I was in the hospital for three weeks. In those three weeks, I saw the “therapist” three times. That is the required frequency. I asked her to do something for me each time I spoke with her as well as in the hallway almost every time I saw her. She never refused, she never fully committed, but she always made it sound like she would do what I asked. I became increasing frustrated each time I asked her about it and discovered she had not done what I asked (which was a very reasonable request and could probably be considered an ethical issue). On one particular day she told me she did not see a point to doing what I had asked her to do. I was angry. I was angry because I did not feel my needs were being met. I did not like this “therapist.” Not even a little.

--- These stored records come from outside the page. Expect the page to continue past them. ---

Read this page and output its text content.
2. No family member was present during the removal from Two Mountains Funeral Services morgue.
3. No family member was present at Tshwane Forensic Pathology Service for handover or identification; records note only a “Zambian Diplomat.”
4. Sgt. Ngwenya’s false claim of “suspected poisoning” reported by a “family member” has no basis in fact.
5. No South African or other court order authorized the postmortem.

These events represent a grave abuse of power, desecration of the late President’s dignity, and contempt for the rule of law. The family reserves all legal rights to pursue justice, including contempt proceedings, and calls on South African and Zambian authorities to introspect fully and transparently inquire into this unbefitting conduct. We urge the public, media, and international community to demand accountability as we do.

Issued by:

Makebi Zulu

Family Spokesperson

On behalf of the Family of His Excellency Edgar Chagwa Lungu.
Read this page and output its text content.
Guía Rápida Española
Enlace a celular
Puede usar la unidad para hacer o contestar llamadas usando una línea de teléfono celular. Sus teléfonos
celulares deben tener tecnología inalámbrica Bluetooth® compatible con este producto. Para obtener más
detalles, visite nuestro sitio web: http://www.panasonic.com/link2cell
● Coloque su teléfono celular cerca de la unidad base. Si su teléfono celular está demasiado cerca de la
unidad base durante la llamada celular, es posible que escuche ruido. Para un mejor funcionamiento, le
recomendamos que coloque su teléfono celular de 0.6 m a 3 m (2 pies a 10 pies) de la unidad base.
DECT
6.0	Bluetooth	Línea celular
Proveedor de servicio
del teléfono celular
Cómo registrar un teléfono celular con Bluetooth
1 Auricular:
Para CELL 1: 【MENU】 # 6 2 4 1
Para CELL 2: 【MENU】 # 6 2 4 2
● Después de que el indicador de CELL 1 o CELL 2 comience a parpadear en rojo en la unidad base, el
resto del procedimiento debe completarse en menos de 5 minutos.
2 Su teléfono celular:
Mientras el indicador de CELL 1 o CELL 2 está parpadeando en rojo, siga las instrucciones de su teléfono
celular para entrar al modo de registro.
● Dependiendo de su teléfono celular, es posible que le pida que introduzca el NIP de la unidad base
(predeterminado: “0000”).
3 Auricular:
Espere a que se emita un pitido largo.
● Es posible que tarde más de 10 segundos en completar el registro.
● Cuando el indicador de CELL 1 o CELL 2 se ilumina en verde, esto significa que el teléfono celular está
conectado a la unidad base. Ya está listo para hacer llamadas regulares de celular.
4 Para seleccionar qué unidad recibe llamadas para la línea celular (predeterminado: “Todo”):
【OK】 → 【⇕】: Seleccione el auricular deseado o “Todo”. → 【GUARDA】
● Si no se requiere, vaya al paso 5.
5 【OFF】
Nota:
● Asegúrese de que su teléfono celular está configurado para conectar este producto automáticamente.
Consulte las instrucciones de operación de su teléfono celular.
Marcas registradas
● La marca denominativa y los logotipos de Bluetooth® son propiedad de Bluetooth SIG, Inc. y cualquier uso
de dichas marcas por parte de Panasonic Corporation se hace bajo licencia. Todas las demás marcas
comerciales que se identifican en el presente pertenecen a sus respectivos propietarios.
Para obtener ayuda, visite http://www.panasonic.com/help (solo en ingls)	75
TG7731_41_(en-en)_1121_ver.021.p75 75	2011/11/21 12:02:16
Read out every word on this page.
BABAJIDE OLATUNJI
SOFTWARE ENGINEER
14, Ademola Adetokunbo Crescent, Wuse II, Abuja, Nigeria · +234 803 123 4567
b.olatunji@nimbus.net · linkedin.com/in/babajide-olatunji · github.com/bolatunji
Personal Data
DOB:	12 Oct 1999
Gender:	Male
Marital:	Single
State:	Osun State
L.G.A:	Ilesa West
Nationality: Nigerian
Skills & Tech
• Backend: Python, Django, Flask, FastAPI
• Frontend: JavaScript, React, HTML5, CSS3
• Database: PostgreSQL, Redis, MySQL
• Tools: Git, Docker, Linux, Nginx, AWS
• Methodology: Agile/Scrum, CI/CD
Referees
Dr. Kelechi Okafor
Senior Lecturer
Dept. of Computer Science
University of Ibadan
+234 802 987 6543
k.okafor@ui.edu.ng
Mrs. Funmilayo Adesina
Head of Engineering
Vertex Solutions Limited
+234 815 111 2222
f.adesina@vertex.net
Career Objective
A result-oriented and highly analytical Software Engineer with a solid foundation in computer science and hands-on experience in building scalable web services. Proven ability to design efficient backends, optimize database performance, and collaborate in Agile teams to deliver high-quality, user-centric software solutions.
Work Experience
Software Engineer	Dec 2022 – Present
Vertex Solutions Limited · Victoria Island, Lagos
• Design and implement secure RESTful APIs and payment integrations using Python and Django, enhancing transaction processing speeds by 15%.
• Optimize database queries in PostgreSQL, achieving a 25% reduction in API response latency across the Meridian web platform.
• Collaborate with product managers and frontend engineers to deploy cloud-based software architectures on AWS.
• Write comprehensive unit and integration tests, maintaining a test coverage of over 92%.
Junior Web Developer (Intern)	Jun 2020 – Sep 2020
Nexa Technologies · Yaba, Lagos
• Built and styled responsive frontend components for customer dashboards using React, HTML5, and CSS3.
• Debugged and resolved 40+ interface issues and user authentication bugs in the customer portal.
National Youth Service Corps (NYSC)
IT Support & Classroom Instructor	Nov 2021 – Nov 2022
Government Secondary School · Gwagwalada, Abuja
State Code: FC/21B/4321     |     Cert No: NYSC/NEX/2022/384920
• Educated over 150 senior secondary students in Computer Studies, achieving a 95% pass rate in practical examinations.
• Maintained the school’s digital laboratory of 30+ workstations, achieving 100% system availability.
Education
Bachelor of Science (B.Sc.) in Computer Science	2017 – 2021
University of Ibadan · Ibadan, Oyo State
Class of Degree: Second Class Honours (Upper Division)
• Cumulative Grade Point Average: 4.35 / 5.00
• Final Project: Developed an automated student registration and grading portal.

Now this may come as a surprise, but I was crying one morning (I know, I know). I had just found out some disappointing, or maybe devastating news. One of the most kind people (who also represents patients as an advocate) in the entire hospital walked by me as I was standing in my doorway and asked if I was okay. She was headed to a meeting but wanted me to be able to speak with someone, so she asked, “Do you want me to get your therapist so you can speak with her?” I blew up at this kind, caring patient advocate who always treated me with respect. I yelled down the hall at her, “No! She is worthless. She does nothing with or for me. She doesn’t give a shit about me or anyone else. She doesn’t know how to do her job, never sees me, and won’t follow through on my requests.”
The advocate never came back to speak with me about it, but if I had asked to speak with her about my situation, she would have gladly worked with me to find a solution. It was not my most graceful moment. It was not a good reflection on me as a person, but that was my response. That was anger and frustration, fear and sadness, and injustice and invalidation coming out on the wrong person with the wrong words at the wrong time.